グリーン・エレクトロニクス No.7 D級パワー・アンプの回路設計
最初の自作!Hypex Ucdパワーアンプ
LT1713/LT1714
ヒステリシスを用いた構成例
Differential amplifier
まず、2つの方式のLTspiceでのシミュレーションをあげておきます。
電流モード自励発振式D級アンプの回路図
電流モード自励発振式の回路をオペアンプ(LT1213)と電流検出アンプ(LT1995), コンパレータ(LT1713), ゲートドライバ(Si8244)で構成しています。LPFのインダクタが積分器(電圧を時間で積分すると電流)となっています。電流検出アンプのゲインとコンパレータのヒステリシスので自励発信周波数が調整可能です。差動アンプによる比例制御と積分回路による積分制御で二重の制御ループになっています。

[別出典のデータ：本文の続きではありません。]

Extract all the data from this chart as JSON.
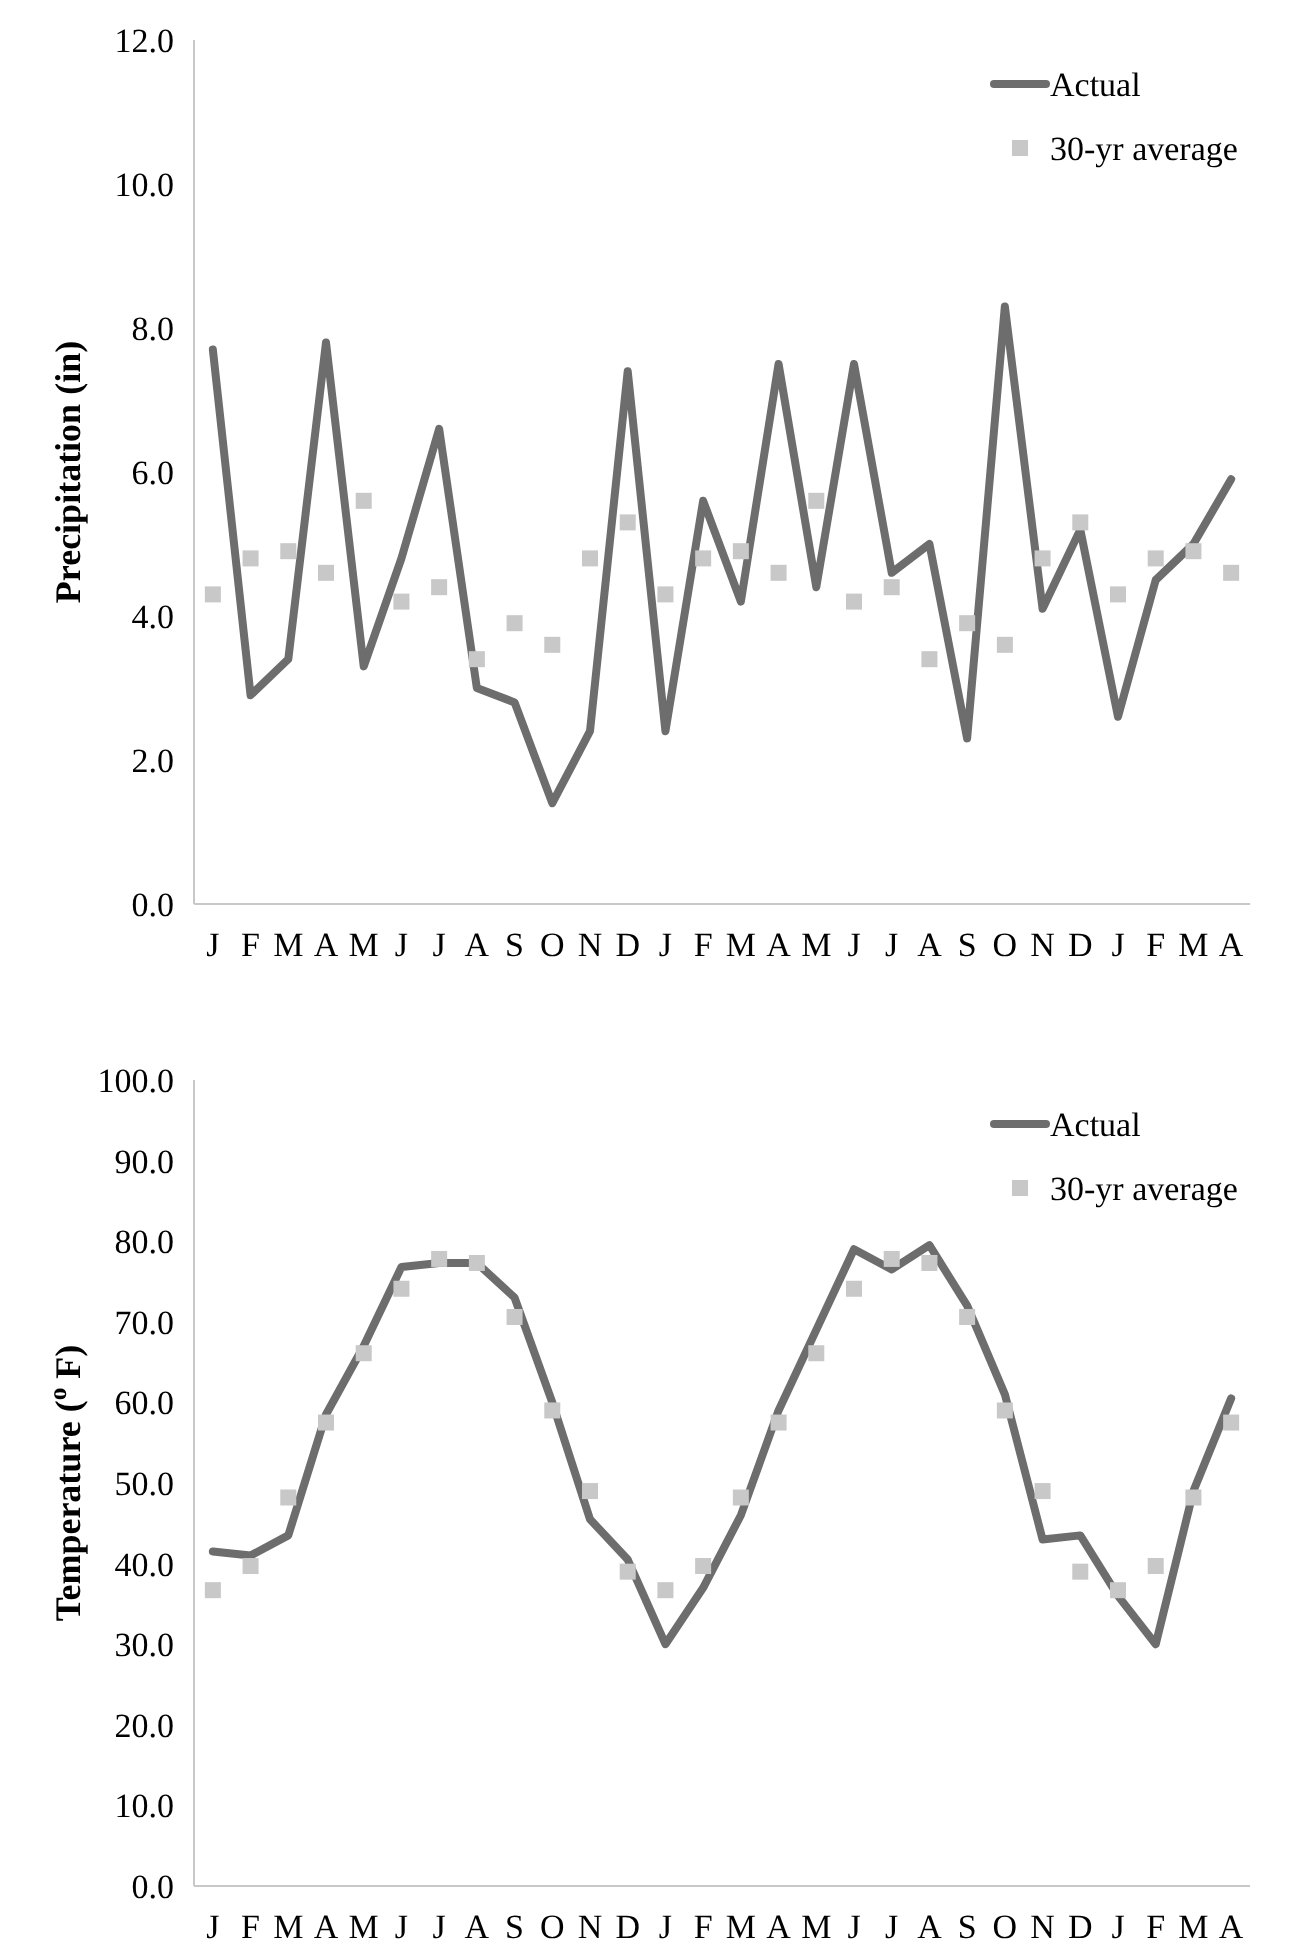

電流モード自励発振式D級アンプの無信号入力時のFFT
積分回路でノイズシェーピングを掛けています。自励発振周波数は1.3MHzです。
電流モード自励発振式D級アンプの1V 10kHz正弦波入力時のFFT
ゲインは23dBとなります。
UCDの回路図
UCDのLTP(差動増幅回路)によるディスクリートの回路図です。LPFのインダクタの出力電圧に位相補償を掛けて、LTPにフィードバックしています。LTPで入力とLPFインダクタ出力の三角波を差動合成して得た矩形波で直接MOSFETを駆動しています。
UCDの無信号入力時のFFT
自励発振周波数は347kHzとなっています。
UCDの1V 10kHz正弦波入力時のFFT
ゲインは19dBとなっています。
D級アンプの場合、入力信号を線形増幅していない(積分回路で時間情報に変換(サンプリング)して、PWMで出力を合成している)ので、オーディオ用途の場合、オペアンプの特性としてはDCゲインと出力オフセットが支配的になります。
また、LPFのインダクタの電流検出を利用すれば、位相遅れ自体は一次系となるため、出力電圧の周波数特性の制御は比較的容易です。
AB級アンプとは必要な要素技術が大きく異なる(増幅回路というよりもアナログ・サンプリングとPWMによる制御付き電源回路)ところに注意が必要です。